Ilustrasi Kebakaran Hutan. (ilustrasi: kendra paramita, rizal zulfadli) |
Hal senada dikemukakan oleh Manejer Komunikasi Komunitas Konservasi Indonesia, Warsi, Rudi Syaf. Dia mengatakan, sebelumnya beberapa pihak terkait sudah menandatangani nota kesepahaman, yang intinya bersungguh-sungguh melakukan penegakan hukum terhadap kasus kebakaran hutan dan lahan.
Pihak-pihak yang menandatangani nota kesepahaman, antara lain, kepolisian, TNI, pemerintah daerah, kejaksaan dan pengadilan. “Kami juga mempertanyakan keseriusan pihak-pihak tersebut, terutama penegak hukum,” ucapnya.
Rudi mengakui tidak mudah mendapatkan alat bukti yang cukup untuk membawa para pelaku pembakaran hutan dan lahan ke raha pidana. Namun, tidak serta merta dijadikan dalih oleh penegak hukum untuk tidak menseriusinya.
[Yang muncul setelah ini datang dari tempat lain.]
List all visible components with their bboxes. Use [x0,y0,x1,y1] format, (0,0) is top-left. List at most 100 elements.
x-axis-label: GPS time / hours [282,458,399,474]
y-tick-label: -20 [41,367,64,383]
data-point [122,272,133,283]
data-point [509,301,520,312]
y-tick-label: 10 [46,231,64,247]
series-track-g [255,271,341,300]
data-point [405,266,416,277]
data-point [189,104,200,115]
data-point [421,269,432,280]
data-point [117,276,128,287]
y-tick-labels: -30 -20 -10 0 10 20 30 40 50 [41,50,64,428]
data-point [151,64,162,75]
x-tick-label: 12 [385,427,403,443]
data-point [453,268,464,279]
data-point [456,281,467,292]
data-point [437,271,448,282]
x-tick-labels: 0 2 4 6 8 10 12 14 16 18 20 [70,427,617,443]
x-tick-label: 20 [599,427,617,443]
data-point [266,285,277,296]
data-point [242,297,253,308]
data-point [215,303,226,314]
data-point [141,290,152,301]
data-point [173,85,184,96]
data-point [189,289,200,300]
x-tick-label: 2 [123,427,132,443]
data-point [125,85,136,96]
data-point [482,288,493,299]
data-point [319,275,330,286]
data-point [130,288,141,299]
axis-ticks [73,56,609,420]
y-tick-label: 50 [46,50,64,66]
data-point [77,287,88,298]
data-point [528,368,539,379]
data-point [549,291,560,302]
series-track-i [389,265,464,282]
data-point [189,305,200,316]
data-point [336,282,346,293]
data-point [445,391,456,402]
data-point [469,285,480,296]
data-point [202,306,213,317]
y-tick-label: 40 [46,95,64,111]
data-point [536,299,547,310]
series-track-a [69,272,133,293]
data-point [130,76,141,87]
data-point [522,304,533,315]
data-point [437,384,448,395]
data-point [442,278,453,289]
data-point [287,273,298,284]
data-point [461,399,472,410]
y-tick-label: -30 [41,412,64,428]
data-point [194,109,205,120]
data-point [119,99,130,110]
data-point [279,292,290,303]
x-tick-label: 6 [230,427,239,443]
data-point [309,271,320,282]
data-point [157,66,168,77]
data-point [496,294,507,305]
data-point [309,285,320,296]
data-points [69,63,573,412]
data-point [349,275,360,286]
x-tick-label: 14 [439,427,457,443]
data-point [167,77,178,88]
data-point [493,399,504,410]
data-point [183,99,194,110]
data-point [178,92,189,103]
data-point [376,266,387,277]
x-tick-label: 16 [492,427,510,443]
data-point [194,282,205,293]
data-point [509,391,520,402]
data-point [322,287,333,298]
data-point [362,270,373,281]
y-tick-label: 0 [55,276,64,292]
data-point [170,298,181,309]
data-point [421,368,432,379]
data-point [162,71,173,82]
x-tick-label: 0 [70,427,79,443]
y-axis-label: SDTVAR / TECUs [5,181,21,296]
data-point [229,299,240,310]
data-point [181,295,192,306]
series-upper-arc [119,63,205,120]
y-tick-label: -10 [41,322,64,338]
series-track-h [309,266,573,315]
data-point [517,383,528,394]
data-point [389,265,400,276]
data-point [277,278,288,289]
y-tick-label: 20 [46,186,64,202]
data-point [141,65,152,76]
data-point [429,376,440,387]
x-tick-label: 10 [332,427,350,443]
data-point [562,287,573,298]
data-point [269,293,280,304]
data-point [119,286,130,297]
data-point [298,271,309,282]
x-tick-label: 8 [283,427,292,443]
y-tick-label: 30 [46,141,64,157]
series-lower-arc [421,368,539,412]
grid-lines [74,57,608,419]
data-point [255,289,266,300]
Rudi mengatakan, selain secara pidana, pelaku pembakaran hutan dan lahan bisa diperkarakan secara perdata. Kejaksaan bisa bertindak sebagai pengacara negara sesuai ketentuan yang berlaku. “Bukti yang ditemukan di dalam areal perusahaan yang terjadi kebakaran, bisa dijadikan dasar menggugatnya secara perdata dengan meminta pertanggungjawabnnya berupa pembayaran denda,” katanya
Beradasarkan perhitungan Institut Pertanian Bogor bersama Warsi, setiap hektare lahan yang terbakar menimbulkan kerugian materil mencapai Rp 707 juta. Sedangakn data Kementerian Kehutanan dan Lingkungan Hidup, hutan dan lahan yang terbakar pada 2015 mencapai lebih dari 100 ribu hektare. “Jadi, total kerugian secara materiil mencapai Rp 70,7 triliun,” ucap Rudi.
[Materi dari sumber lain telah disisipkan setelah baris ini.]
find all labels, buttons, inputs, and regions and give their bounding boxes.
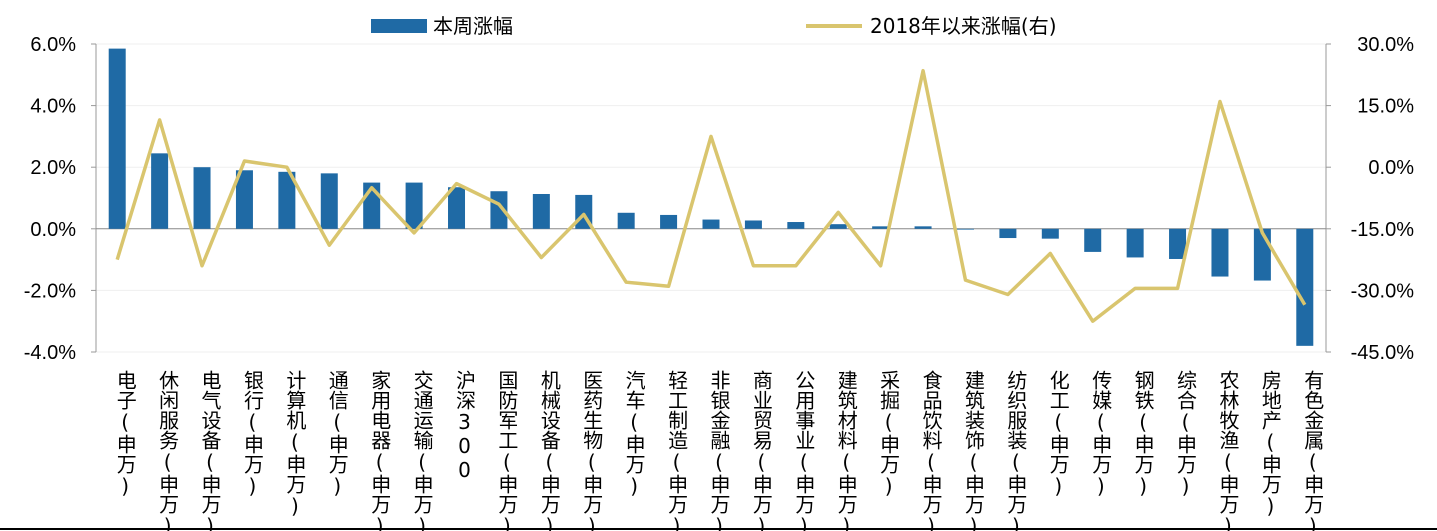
legend-label: 本周涨幅 — [433, 14, 513, 38]
bar — [1211, 228, 1229, 277]
category-label: 休闲服务(申万) — [156, 370, 180, 531]
legend-bar-swatch — [371, 19, 427, 33]
bar — [532, 193, 550, 229]
category-label: 计算机(申万) — [283, 370, 307, 518]
bar — [405, 182, 423, 229]
bar — [744, 220, 762, 229]
y-left-tick-label: -2.0% — [24, 280, 76, 302]
category-label: 传媒(申万) — [1089, 370, 1113, 498]
y-left-tick-label: 2.0% — [30, 157, 76, 179]
category-label: 公用事业(申万) — [792, 370, 816, 531]
y-right-tick-label: -45.0% — [1351, 342, 1415, 364]
y-right-tick-label: 15.0% — [1357, 96, 1414, 118]
bar — [660, 214, 678, 229]
bar — [193, 167, 211, 229]
category-label: 纺织服装(申万) — [1004, 370, 1028, 531]
category-label: 建筑材料(申万) — [834, 370, 858, 531]
bar — [914, 226, 932, 229]
category-label: 商业贸易(申万) — [749, 370, 773, 531]
bar — [702, 219, 720, 229]
category-label: 食品饮料(申万) — [919, 370, 943, 531]
y-left-tick-label: -4.0% — [24, 342, 76, 364]
bar-series — [108, 48, 1314, 346]
y-right-tick-label: 30.0% — [1357, 34, 1414, 56]
category-label: 家用电器(申万) — [368, 370, 392, 531]
category-label: 化工(申万) — [1046, 370, 1070, 498]
legend-label: 2018年以来涨幅(右) — [870, 14, 1057, 38]
bar — [320, 173, 338, 229]
category-label: 有色金属(申万) — [1301, 370, 1325, 531]
bar — [1296, 228, 1314, 346]
bar — [235, 170, 253, 229]
y-right-tick-label: -15.0% — [1351, 219, 1415, 241]
category-label: 交通运输(申万) — [410, 370, 434, 531]
bar — [1041, 228, 1059, 239]
y-right-tick-label: 0.0% — [1368, 157, 1414, 179]
category-label: 通信(申万) — [325, 370, 349, 498]
category-label: 综合(申万) — [1174, 370, 1198, 498]
category-label: 医药生物(申万) — [580, 370, 604, 531]
category-label: 沪深300 — [453, 370, 477, 482]
bar — [956, 228, 974, 230]
category-label: 非银金融(申万) — [707, 370, 731, 531]
bar — [999, 228, 1017, 239]
category-label: 建筑装饰(申万) — [961, 370, 985, 531]
bar — [617, 212, 635, 229]
category-label: 电气设备(申万) — [198, 370, 222, 531]
y-left-tick-label: 6.0% — [30, 34, 76, 56]
category-label: 轻工制造(申万) — [665, 370, 689, 531]
bar — [278, 171, 296, 229]
y-left-tick-label: 4.0% — [30, 96, 76, 118]
category-label: 国防军工(申万) — [495, 370, 519, 531]
bar — [1126, 228, 1144, 258]
y-left-tick-label: 0.0% — [30, 219, 76, 241]
bar — [829, 224, 847, 229]
category-label: 农林牧渔(申万) — [1216, 370, 1240, 531]
legend: 本周涨幅 2018年以来涨幅(右) — [371, 14, 1057, 38]
category-label: 钢铁(申万) — [1131, 370, 1155, 498]
bar — [108, 48, 126, 229]
y-right-tick-label: -30.0% — [1351, 280, 1415, 302]
bar — [1169, 228, 1187, 259]
bar — [151, 153, 169, 229]
category-label: 电子(申万) — [113, 370, 137, 498]
category-label: 机械设备(申万) — [537, 370, 561, 531]
axes: 6.0% 30.0% 4.0% 15.0% 2.0% 0.0% 0.0% -15.0% -2.0… — [0, 34, 1437, 530]
category-label: 采掘(申万) — [877, 370, 901, 498]
category-labels: 电子(申万) 休闲服务(申万) 电气设备(申万) 银行(申万) 计算机(申万) 通信(申万… — [113, 370, 1325, 531]
category-label: 汽车(申万) — [622, 370, 646, 498]
line-series — [115, 68, 1307, 323]
category-label: 房地产(申万) — [1258, 370, 1282, 518]
bar — [1253, 228, 1271, 281]
category-label: 银行(申万) — [240, 370, 264, 498]
bar — [872, 226, 890, 229]
bar — [1084, 228, 1102, 252]
bar — [448, 187, 466, 229]
bar — [787, 222, 805, 229]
Asisten Tindak Pidana Umum Kejaksaan Tinggi Jambi Yusuf menjelaskan hingga pekan lalu baru menerima tiga berkas perkara dengan tiga tersangka. Pembakaran melibatkan korporasi. Tiga berkas perkara itu dilimpahkan Kepolisian Daerah Jambi.
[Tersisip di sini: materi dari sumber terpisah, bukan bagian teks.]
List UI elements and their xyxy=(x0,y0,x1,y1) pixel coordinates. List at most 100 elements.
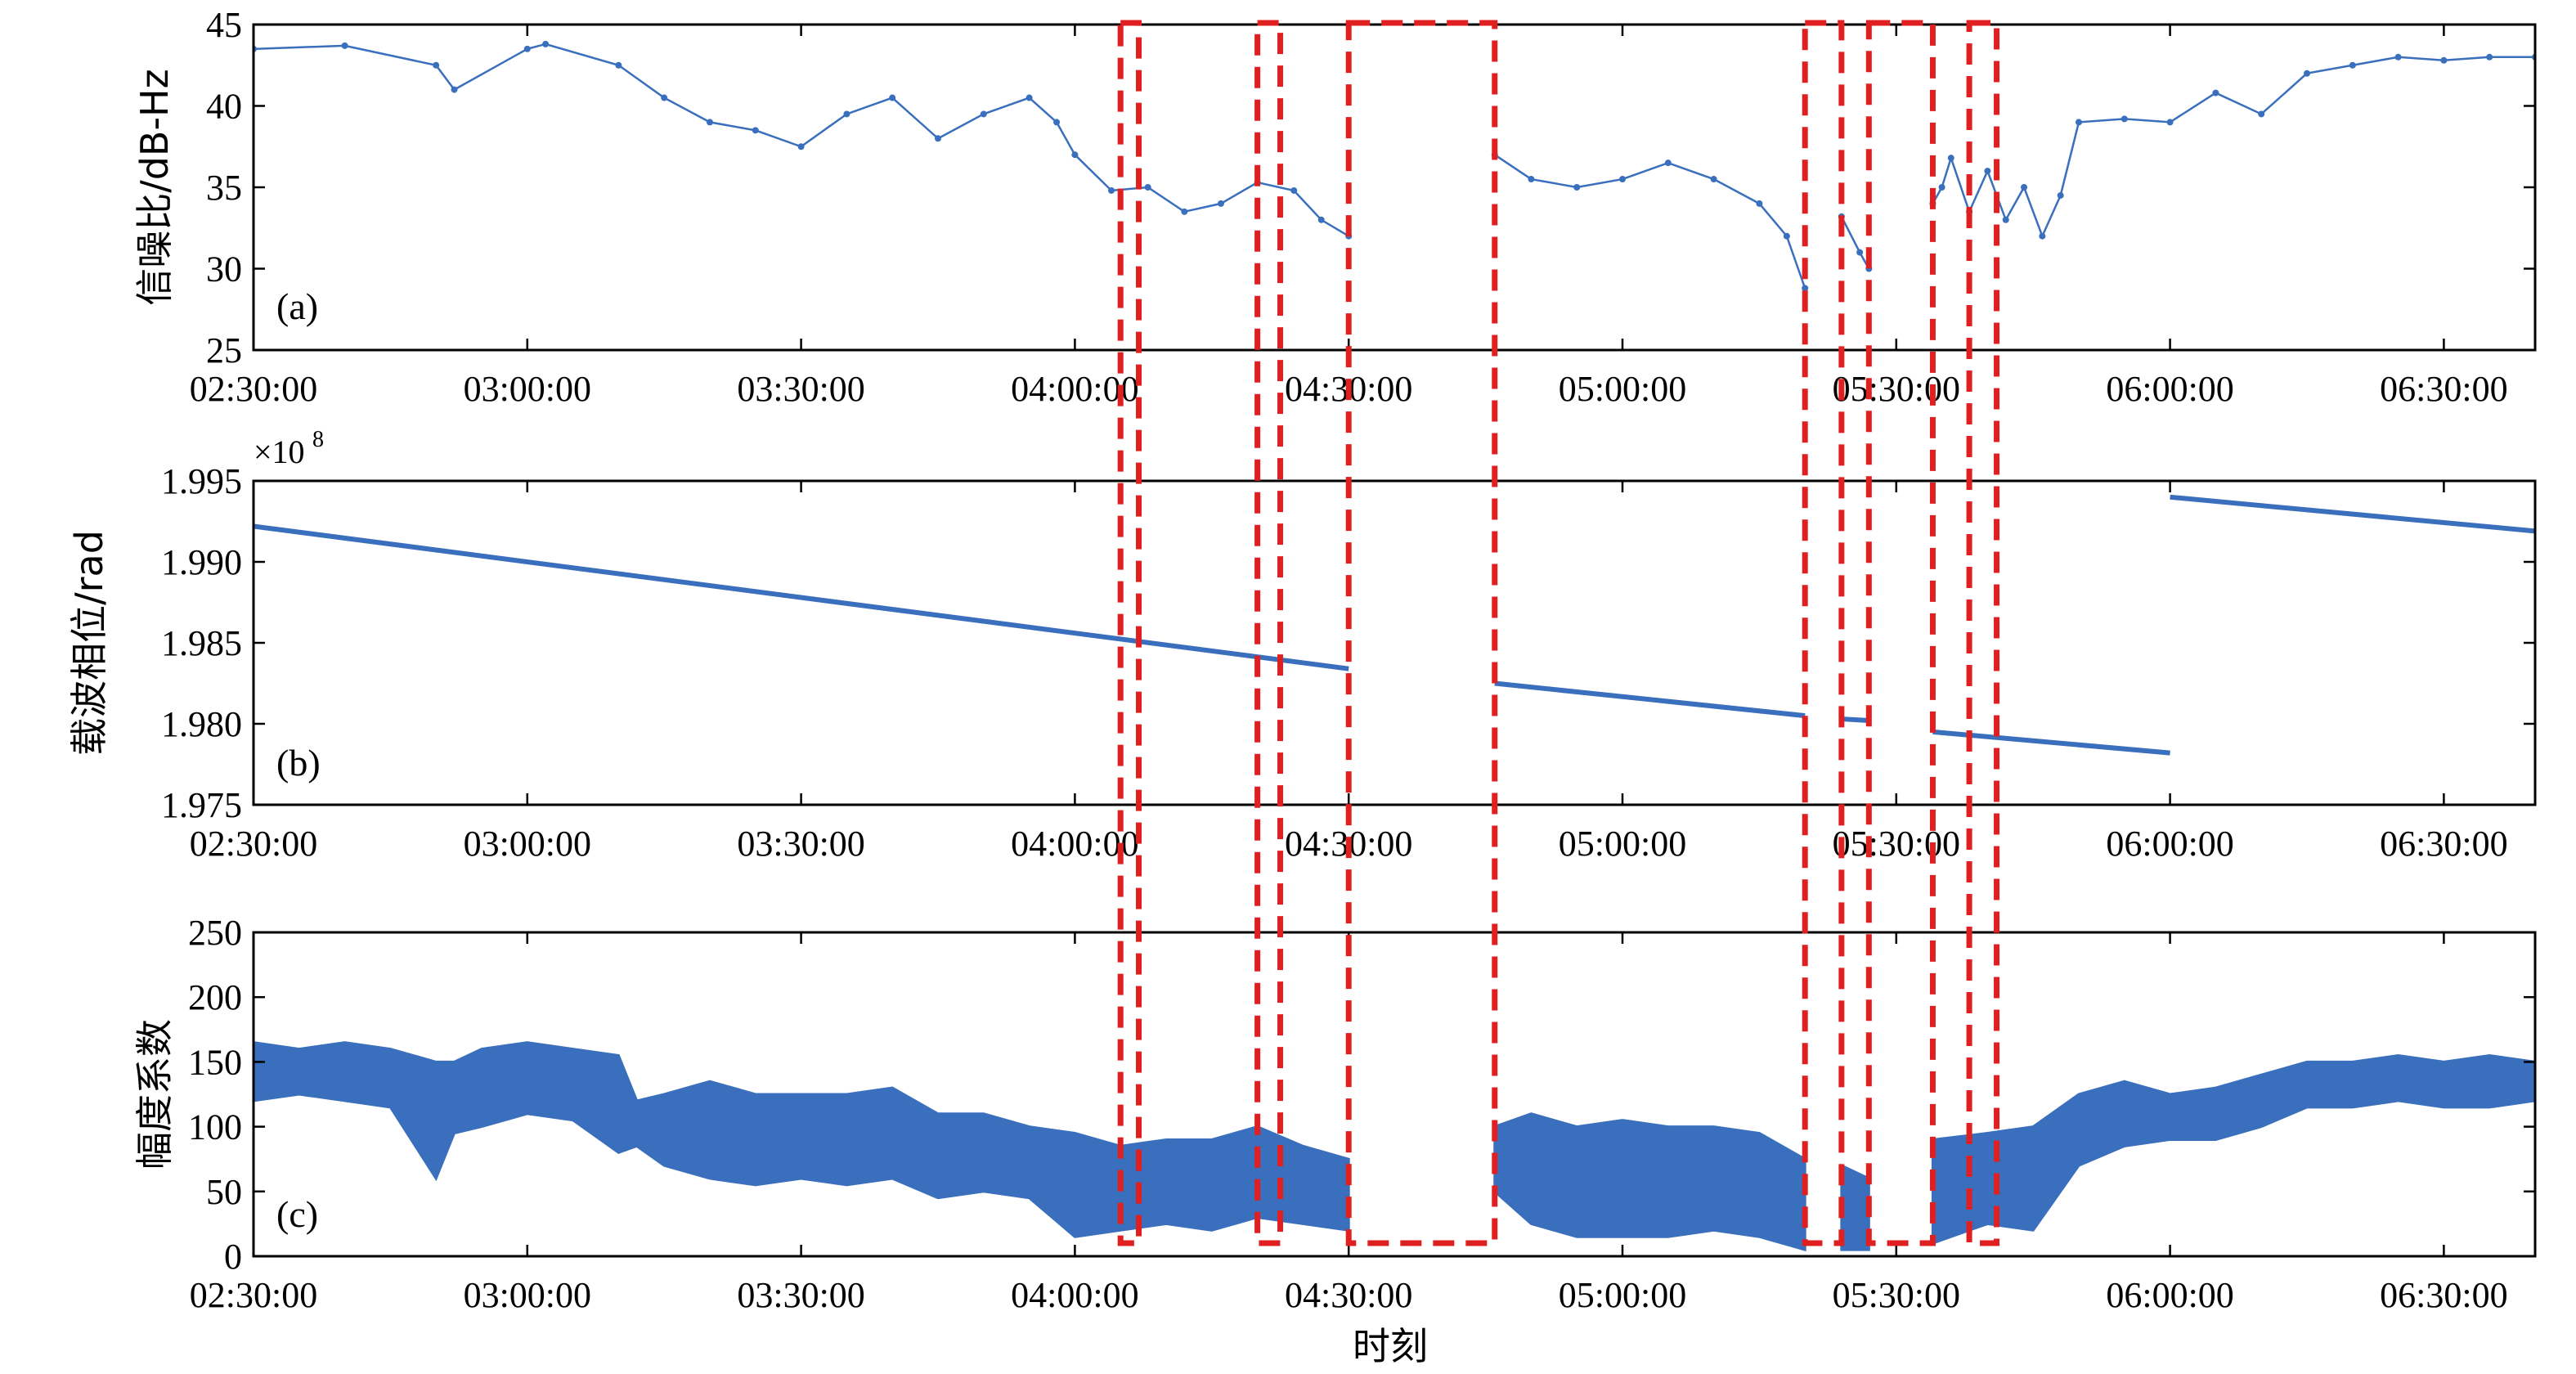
x-tick-label: 05:30:00 xyxy=(1833,369,1960,409)
panel-a-label: (a) xyxy=(276,285,318,327)
data-point xyxy=(1710,176,1717,183)
data-point xyxy=(980,110,987,118)
data-point xyxy=(1947,155,1954,162)
x-tick-label: 06:30:00 xyxy=(2380,1275,2507,1315)
x-tick-label: 05:00:00 xyxy=(1559,1275,1686,1315)
data-point xyxy=(797,143,805,150)
amplitude-band-segment xyxy=(254,1041,1350,1238)
panel-c-y-ticks: 0 50 100 150 200 250 xyxy=(188,913,2535,1277)
highlight-window xyxy=(1802,20,1845,1246)
panel-a-ylabel: 信噪比/dB-Hz xyxy=(132,69,177,306)
data-point xyxy=(1664,159,1672,167)
series-line-segment xyxy=(254,43,1349,237)
highlight-window xyxy=(1966,20,2000,1246)
y-tick-label: 1.980 xyxy=(161,704,242,744)
data-point xyxy=(707,119,713,126)
x-tick-label: 02:30:00 xyxy=(190,1275,317,1315)
data-point xyxy=(2486,53,2493,61)
data-point xyxy=(1053,119,1061,126)
data-point xyxy=(2057,191,2064,199)
y-tick-label: 30 xyxy=(206,249,242,290)
y-tick-label: 1.995 xyxy=(161,461,242,501)
y-tick-label: 50 xyxy=(206,1172,242,1212)
x-tick-label: 05:30:00 xyxy=(1833,1275,1960,1315)
data-point xyxy=(1938,184,1945,191)
panel-c-data xyxy=(254,1041,2535,1252)
x-axis-label: 时刻 xyxy=(1353,1324,1428,1368)
data-point xyxy=(451,86,458,93)
amplitude-band-segment xyxy=(1840,1163,1870,1251)
data-point xyxy=(2120,115,2128,123)
x-tick-label: 04:00:00 xyxy=(1011,824,1138,864)
x-tick-label: 06:30:00 xyxy=(2380,369,2507,409)
data-point xyxy=(1181,208,1188,215)
data-point xyxy=(2166,119,2174,126)
series-line-segment xyxy=(1932,729,2170,756)
x-tick-label: 04:00:00 xyxy=(1011,369,1138,409)
data-point xyxy=(615,61,622,69)
panel-a-x-ticks: 02:30:00 03:00:00 03:30:00 04:00:00 04:30:00… xyxy=(190,25,2508,409)
series-line-segment xyxy=(254,523,1349,671)
panel-b-y-ticks: 1.975 1.980 1.985 1.990 1.995 xyxy=(161,461,2535,825)
amplitude-band-segment xyxy=(1493,1112,1806,1252)
panel-b: 1.975 1.980 1.985 1.990 1.995 02:30:00 03:00:… xyxy=(67,427,2537,864)
x-tick-label: 03:00:00 xyxy=(464,1275,591,1315)
data-point xyxy=(1802,285,1809,292)
series-line-segment xyxy=(1932,56,2535,239)
highlight-window xyxy=(1117,20,1142,1246)
x-tick-label: 04:00:00 xyxy=(1011,1275,1138,1315)
x-tick-label: 06:00:00 xyxy=(2106,1275,2233,1315)
x-tick-label: 03:00:00 xyxy=(464,369,591,409)
highlight-window xyxy=(1865,20,1936,1246)
data-point xyxy=(2076,119,2082,126)
data-point xyxy=(935,135,941,142)
y-tick-label: 1.985 xyxy=(161,623,242,663)
data-point xyxy=(2394,53,2402,61)
data-point xyxy=(2002,216,2009,223)
x-tick-label: 03:00:00 xyxy=(464,824,591,864)
x-tick-label: 04:30:00 xyxy=(1285,1275,1412,1315)
data-point xyxy=(1783,232,1790,240)
x-tick-label: 05:00:00 xyxy=(1559,369,1686,409)
x-tick-label: 05:00:00 xyxy=(1559,824,1686,864)
panel-b-exponent-base: ×10 xyxy=(254,433,305,470)
series-line-segment xyxy=(1841,716,1869,724)
y-tick-label: 25 xyxy=(206,330,242,370)
x-tick-label: 05:30:00 xyxy=(1833,824,1960,864)
data-point xyxy=(1290,186,1298,194)
y-tick-label: 0 xyxy=(224,1237,242,1277)
data-point xyxy=(1756,200,1763,207)
series-line-segment xyxy=(2170,494,2535,534)
series-line-segment xyxy=(1494,154,1806,289)
x-tick-label: 02:30:00 xyxy=(190,824,317,864)
x-tick-label: 03:30:00 xyxy=(737,369,864,409)
panel-c: 0 50 100 150 200 250 02:30:00 03:00:00 03:30:00… xyxy=(132,913,2537,1315)
data-point xyxy=(341,42,348,49)
data-point xyxy=(1856,249,1864,256)
data-point xyxy=(1619,176,1626,183)
data-point xyxy=(1317,216,1325,223)
x-tick-label: 02:30:00 xyxy=(190,369,317,409)
panel-c-x-ticks: 02:30:00 03:00:00 03:30:00 04:00:00 04:30:00… xyxy=(190,932,2508,1315)
y-tick-label: 35 xyxy=(206,168,242,208)
y-tick-label: 150 xyxy=(188,1042,242,1082)
x-tick-label: 06:00:00 xyxy=(2106,369,2233,409)
panel-a-frame xyxy=(252,23,2537,352)
data-point xyxy=(542,40,550,47)
y-tick-label: 45 xyxy=(206,5,242,45)
data-point xyxy=(2039,232,2046,240)
data-point xyxy=(1071,151,1079,159)
data-point xyxy=(1108,186,1115,194)
data-point xyxy=(2304,70,2310,77)
y-tick-label: 200 xyxy=(188,977,242,1017)
data-point xyxy=(1528,176,1535,183)
data-point xyxy=(661,94,668,101)
data-point xyxy=(523,45,531,52)
data-point xyxy=(843,110,850,118)
panel-c-ylabel: 幅度系数 xyxy=(132,1019,177,1170)
series-line-segment xyxy=(1494,680,1806,719)
panel-a: 25 30 35 40 45 02:30:00 03:00:00 03:30:00 04:00… xyxy=(132,5,2537,409)
panel-b-label: (b) xyxy=(276,742,321,784)
y-tick-label: 250 xyxy=(188,913,242,953)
Yusuf menjelaskan, dari tiga berkas tersebut baru satu berkas yang dinyatakan lengkap alias P-21. “Dua berkas lainnya kita kembalikan untuk dilengkapi,” tuturnya ketika dimintai konfirmasi olehTempo, Minggu, 3 April 2016.
Berkas perkara yang lengkap itu atas nama tersangka Dermawan Eka Setia Pulungan selaku Estate Manager PT Agro Tumbuh Gemilang Abadi. Perusahaan itu membukan lahan perkebunan kelapa sawit yang beroperasi di Kabupaten Muarojambi.
Adapun dua berkas lain atas nama Munadi sebagai Head of Operation PT Ricky Kurniawan Kertapersada, dan Iwan Worang yang menjabat Direktur Utama PT Dyera Hutan Lestari. “Kami berharap bisa secepatnya membawa kasus-kasus pembakaran hutan dan lahan ke pengadilan,” ucap Yusuf.
Juru bicara Poldan Jambi Ajun Komisaris Besar Kuswahyudi Tresnadi menjelaskan tiga perusasahaan itu diduga membuka lahan dengan cara membakar sehingga berkonstribusi mengakibatkan kabut asap pada 2015 lalu. “Penyidik Polda sempat mengalami keterlambatan memproses kasus-kasus itu karena belum mendapat keterangan dari saksi ahli dari Institut Pertanian Bogor,” katanya.